Alma Onali, Tampere University
Doctoral researcher at Tampere University working for the WasteMatters project. She is interested in socio-material human-plastic relations and how these relations are currently re-negotiated. Prior to her academic endeavors, Onali worked as a journalist focusing on environmental and economic affairs. She draws from material culture studies, posthumanist theories, and more-than-human sociology.

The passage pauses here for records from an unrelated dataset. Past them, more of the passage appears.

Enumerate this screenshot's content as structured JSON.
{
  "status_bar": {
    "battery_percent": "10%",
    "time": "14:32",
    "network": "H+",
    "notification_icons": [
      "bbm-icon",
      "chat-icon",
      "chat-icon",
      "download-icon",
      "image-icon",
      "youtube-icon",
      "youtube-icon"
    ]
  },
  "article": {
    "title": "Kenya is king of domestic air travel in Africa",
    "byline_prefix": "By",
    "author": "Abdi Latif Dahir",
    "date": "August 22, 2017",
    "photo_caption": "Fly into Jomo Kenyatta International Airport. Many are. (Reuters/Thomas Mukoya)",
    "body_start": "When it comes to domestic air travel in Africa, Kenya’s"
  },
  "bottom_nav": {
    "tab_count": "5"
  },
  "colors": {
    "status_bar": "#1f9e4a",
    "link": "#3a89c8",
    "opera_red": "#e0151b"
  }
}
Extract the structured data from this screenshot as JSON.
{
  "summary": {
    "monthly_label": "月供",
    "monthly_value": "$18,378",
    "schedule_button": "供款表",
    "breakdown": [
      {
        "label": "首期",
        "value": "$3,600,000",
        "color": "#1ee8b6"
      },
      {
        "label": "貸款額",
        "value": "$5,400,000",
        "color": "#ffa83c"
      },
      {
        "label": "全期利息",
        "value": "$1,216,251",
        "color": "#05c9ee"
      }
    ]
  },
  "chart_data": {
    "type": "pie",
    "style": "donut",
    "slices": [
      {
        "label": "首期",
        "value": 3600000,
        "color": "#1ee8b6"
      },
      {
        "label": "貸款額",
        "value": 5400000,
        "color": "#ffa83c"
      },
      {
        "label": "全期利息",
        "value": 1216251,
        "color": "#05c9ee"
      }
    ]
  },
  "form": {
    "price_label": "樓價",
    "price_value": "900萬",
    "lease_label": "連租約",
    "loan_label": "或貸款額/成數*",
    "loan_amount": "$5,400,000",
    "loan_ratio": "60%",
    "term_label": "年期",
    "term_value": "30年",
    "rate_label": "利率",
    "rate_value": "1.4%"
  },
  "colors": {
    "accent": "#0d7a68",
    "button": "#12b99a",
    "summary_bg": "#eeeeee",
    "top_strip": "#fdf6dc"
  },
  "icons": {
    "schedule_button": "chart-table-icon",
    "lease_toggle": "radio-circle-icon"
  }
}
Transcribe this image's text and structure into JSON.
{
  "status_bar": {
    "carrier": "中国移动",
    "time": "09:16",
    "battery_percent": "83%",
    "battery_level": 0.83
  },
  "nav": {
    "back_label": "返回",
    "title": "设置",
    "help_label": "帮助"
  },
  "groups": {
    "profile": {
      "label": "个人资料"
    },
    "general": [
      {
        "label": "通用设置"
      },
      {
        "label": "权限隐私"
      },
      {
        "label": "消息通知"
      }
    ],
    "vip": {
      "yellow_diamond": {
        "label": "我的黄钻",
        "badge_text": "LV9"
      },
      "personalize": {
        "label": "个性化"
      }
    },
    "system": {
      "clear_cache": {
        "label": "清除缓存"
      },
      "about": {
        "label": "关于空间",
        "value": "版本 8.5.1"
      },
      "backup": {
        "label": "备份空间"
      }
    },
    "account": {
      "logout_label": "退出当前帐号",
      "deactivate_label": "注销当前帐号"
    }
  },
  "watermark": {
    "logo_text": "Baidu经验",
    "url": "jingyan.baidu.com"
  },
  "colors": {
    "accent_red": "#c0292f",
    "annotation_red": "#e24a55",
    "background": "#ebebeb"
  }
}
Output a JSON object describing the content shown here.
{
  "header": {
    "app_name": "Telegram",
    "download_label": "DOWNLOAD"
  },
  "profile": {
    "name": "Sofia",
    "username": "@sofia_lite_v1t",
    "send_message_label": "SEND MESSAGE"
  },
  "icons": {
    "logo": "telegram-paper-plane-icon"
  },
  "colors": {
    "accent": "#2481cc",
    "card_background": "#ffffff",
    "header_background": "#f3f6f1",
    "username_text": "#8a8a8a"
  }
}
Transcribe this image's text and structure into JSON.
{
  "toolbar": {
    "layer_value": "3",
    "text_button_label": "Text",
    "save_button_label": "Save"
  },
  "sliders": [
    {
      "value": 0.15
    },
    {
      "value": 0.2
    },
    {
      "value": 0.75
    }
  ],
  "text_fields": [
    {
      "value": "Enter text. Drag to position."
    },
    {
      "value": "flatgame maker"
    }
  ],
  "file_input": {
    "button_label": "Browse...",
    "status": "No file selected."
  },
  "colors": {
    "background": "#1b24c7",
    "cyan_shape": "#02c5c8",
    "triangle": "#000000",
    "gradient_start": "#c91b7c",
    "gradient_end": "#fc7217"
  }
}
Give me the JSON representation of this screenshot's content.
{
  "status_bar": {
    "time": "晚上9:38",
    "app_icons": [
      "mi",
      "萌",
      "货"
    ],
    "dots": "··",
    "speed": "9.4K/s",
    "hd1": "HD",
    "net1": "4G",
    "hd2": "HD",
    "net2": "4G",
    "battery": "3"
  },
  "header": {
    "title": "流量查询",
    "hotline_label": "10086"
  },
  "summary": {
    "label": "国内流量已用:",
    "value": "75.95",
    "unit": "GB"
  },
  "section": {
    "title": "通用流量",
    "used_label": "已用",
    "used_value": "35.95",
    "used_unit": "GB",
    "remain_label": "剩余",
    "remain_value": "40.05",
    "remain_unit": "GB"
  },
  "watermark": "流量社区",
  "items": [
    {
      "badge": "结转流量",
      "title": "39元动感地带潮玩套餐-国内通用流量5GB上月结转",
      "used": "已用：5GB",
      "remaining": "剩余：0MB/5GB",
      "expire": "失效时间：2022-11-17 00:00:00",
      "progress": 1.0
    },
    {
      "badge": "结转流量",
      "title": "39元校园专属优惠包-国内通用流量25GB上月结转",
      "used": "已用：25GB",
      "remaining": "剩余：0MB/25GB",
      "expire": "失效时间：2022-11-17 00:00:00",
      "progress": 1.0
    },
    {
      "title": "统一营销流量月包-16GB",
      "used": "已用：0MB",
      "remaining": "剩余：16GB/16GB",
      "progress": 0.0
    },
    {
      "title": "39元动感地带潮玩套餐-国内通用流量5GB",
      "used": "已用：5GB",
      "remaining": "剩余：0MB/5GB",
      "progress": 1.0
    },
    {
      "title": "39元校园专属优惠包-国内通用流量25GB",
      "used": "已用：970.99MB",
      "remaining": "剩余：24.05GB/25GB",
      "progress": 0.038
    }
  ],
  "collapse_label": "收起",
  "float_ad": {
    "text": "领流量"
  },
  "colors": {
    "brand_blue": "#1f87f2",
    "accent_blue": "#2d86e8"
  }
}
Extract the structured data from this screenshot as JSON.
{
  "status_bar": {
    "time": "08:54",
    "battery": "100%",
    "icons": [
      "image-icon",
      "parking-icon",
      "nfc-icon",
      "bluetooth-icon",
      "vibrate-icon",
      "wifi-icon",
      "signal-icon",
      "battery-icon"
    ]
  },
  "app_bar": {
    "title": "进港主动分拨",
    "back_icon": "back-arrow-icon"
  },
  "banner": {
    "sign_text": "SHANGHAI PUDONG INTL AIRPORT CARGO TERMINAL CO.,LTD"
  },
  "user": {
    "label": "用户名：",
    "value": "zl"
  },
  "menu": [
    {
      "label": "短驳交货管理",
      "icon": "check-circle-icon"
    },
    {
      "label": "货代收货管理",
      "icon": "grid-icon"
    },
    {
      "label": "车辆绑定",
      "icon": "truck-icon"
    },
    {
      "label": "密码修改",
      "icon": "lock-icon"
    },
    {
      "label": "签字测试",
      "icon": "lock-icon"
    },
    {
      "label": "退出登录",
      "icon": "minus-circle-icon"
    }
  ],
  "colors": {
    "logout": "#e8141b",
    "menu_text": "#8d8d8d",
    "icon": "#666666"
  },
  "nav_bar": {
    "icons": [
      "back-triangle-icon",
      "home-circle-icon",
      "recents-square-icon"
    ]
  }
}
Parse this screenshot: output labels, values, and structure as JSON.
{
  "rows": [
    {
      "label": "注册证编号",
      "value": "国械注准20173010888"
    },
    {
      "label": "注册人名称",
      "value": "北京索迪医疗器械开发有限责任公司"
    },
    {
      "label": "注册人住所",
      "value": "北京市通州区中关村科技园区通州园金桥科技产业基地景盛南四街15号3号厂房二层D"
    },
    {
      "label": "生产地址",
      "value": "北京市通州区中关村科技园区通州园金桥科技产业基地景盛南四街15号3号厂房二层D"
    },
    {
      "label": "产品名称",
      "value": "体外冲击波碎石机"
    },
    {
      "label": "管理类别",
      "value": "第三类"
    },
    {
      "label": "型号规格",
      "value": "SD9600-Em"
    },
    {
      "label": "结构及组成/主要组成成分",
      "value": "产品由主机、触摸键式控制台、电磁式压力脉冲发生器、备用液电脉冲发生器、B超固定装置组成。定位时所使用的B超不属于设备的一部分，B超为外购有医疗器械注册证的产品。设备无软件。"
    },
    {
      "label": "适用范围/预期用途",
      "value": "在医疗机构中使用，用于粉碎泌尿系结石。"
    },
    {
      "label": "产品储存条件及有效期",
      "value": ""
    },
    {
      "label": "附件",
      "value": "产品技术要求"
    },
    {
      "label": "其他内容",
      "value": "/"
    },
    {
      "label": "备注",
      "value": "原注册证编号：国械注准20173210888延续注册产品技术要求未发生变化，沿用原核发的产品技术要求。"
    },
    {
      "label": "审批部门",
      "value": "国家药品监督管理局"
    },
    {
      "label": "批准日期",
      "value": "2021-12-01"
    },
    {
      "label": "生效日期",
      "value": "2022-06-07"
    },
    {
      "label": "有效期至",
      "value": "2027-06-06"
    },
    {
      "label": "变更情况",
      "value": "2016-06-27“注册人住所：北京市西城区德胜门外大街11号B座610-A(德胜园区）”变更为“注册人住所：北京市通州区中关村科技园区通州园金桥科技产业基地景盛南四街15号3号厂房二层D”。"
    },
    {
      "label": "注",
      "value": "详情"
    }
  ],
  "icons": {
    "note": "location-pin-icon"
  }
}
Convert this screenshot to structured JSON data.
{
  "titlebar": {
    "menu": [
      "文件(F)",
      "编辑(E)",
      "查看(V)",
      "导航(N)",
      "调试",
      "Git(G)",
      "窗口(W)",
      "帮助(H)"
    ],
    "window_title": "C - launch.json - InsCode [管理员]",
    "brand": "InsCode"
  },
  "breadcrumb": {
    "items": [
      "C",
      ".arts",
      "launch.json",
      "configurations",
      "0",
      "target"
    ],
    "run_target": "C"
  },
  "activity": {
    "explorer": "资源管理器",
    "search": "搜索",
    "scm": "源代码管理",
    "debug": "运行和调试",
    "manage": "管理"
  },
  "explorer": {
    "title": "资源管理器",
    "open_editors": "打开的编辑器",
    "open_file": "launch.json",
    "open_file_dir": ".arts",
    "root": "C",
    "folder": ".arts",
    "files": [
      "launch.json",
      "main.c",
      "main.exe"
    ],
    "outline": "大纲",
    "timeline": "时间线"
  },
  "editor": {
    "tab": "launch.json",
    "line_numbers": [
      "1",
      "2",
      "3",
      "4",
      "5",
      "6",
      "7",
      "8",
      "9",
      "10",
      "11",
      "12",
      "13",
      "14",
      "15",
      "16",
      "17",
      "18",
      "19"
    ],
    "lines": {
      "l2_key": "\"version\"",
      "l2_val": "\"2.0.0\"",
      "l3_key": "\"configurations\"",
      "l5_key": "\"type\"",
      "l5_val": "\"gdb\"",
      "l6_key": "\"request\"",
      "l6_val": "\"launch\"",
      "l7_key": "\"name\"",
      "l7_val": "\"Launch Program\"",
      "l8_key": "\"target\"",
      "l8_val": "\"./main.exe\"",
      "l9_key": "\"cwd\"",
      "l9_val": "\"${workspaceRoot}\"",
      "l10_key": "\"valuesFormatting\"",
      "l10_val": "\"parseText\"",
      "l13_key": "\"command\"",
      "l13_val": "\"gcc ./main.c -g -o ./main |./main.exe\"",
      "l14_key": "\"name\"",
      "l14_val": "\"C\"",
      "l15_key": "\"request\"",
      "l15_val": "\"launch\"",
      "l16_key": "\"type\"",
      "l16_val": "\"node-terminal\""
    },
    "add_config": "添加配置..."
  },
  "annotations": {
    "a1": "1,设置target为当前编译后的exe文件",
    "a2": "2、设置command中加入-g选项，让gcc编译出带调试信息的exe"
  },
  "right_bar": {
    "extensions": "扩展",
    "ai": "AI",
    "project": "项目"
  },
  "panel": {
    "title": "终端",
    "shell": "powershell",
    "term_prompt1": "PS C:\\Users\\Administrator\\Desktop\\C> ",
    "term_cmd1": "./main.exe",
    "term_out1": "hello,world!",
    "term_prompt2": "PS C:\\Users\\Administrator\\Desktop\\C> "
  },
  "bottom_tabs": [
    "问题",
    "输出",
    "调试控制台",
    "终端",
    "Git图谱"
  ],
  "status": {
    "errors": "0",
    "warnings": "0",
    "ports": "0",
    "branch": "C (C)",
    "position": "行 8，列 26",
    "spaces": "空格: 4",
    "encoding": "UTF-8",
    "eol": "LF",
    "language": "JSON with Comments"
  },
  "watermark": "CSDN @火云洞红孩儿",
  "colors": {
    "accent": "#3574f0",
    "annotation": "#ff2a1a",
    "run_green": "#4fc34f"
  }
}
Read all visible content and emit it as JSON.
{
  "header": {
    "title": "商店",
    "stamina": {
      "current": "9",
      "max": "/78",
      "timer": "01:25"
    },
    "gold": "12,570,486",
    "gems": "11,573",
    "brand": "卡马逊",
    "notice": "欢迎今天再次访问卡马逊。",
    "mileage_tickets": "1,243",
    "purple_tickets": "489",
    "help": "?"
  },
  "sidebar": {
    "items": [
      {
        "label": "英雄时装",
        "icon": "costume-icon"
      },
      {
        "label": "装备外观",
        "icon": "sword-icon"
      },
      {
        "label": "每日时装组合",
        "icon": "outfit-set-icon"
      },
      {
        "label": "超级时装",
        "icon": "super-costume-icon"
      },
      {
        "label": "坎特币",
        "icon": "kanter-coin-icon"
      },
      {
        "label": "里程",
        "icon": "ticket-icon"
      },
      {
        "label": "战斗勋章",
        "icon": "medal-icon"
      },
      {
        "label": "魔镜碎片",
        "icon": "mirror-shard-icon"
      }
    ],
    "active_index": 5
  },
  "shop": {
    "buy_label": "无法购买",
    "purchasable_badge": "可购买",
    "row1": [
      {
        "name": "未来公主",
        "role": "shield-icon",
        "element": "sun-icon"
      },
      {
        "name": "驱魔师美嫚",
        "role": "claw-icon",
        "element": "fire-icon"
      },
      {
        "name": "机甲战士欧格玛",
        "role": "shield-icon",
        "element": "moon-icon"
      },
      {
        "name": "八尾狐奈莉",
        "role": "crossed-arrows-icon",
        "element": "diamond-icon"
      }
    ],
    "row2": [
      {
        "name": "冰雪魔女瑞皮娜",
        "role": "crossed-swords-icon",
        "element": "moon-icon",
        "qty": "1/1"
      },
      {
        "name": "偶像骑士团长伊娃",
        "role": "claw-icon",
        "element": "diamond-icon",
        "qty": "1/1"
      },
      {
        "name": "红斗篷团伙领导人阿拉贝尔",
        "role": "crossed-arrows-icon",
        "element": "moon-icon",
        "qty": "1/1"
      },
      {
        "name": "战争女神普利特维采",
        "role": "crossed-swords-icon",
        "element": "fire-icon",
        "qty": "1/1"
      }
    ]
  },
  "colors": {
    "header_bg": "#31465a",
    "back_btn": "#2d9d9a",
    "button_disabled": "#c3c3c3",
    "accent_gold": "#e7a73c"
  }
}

Ulla-Maija Sutinen, Tampere University
Postdoctoral Research Fellow at Tampere University. She works as a member of the WasteMatters project team and, in her current work, she especially focuses on following households’ waste streams connected to everyday practices. Ulla-Maija's background is in (social) marketing and consumer research and her research interests revolve around everyday practices, sustainable consumption and waste. She focuses on qualitative, interpretive methodologies.
Niina Uusitalo
Postdoctoral Research Fellow at Tampere University, currently working in the DECAY – Disrupted Waste Flows in a Broken World project. Uusitalo’s background is in media and communication studies. In her post-doctoral project, Envisioning climate change (2019–2023), she studied the aesthetics of climate change images. Her theoretical interests lie in eco-philosophy, new materialism and visual studies.